From Christof in Houston:
Notice a pattern? Passengers don’t want to transfer to a circulator service to get to work, even a high-quality circulator like Denver’s. And serving suburban employment densities with rail transit is just about futile: 80% of Houston’s bus routes have higher ridership than Denver’s suburb to suburb rail line.
Trains aren’t vacuum cleaners. You don’t just put them next to a freeway and hope they suck people out of their cars. People will ride transit if it gets them where they want to go conveniently. If we want to maximize the number of people who will take transit (which should be the goal) we need to find places where transit will serve as many people as possible as conveniently as possible. That means serving density, particularly employment density, directly.
Note that, as Christof further backed up in the forum, Denver’s circulator is far superior to the one we’ll be delivering here in Austin – it actually has some reserved right-of-way (which even our future maybe streetcar line won’t have).
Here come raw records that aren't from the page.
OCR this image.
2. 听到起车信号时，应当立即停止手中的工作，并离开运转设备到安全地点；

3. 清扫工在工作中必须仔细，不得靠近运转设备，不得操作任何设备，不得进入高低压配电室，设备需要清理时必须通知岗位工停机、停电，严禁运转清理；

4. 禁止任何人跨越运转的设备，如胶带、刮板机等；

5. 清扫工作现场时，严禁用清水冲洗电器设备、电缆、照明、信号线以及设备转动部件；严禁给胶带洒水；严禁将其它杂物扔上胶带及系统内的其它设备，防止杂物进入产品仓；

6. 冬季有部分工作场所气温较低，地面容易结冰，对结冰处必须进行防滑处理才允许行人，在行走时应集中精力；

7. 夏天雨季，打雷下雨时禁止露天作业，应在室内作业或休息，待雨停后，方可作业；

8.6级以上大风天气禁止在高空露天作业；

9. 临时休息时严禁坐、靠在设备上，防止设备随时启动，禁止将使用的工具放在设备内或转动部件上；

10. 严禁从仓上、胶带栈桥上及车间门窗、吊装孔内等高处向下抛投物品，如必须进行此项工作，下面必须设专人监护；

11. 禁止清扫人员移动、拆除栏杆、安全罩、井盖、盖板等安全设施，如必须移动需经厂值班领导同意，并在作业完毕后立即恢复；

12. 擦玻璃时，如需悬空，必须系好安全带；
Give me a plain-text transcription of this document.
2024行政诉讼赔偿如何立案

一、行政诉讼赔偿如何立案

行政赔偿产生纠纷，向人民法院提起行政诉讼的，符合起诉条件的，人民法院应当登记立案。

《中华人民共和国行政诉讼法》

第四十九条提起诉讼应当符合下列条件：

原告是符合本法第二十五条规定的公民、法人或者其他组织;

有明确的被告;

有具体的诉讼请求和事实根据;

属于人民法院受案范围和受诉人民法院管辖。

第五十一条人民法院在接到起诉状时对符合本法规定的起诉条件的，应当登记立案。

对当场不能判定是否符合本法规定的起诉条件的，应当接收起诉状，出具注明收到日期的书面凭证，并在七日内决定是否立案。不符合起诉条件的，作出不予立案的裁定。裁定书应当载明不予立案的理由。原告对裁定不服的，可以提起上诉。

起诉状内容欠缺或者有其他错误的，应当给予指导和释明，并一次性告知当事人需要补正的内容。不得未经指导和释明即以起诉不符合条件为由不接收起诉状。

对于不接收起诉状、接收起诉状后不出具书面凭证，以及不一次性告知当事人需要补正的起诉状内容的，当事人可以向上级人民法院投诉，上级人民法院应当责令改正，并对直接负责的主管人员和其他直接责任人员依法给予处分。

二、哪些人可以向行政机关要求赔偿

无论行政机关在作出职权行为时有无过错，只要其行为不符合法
In Austin, just about every daily commuter on the commuter rail line will have to transfer to a shuttle bus to get to their office. Not a shuttle bus which has some segments of reserved right-of-way, like in Denver, but a shuttle bus which is stuck in the same traffic the train was supposed to bypass.
That’s why Tri-Rail in South Florida failed. Some credulous fools here think we’re radically different from everybody else – but if we were so different in the “people with real jobs dislike uncomfortable, jerky, slow bus rides” department, we wouldn’t need to build rail in the first place.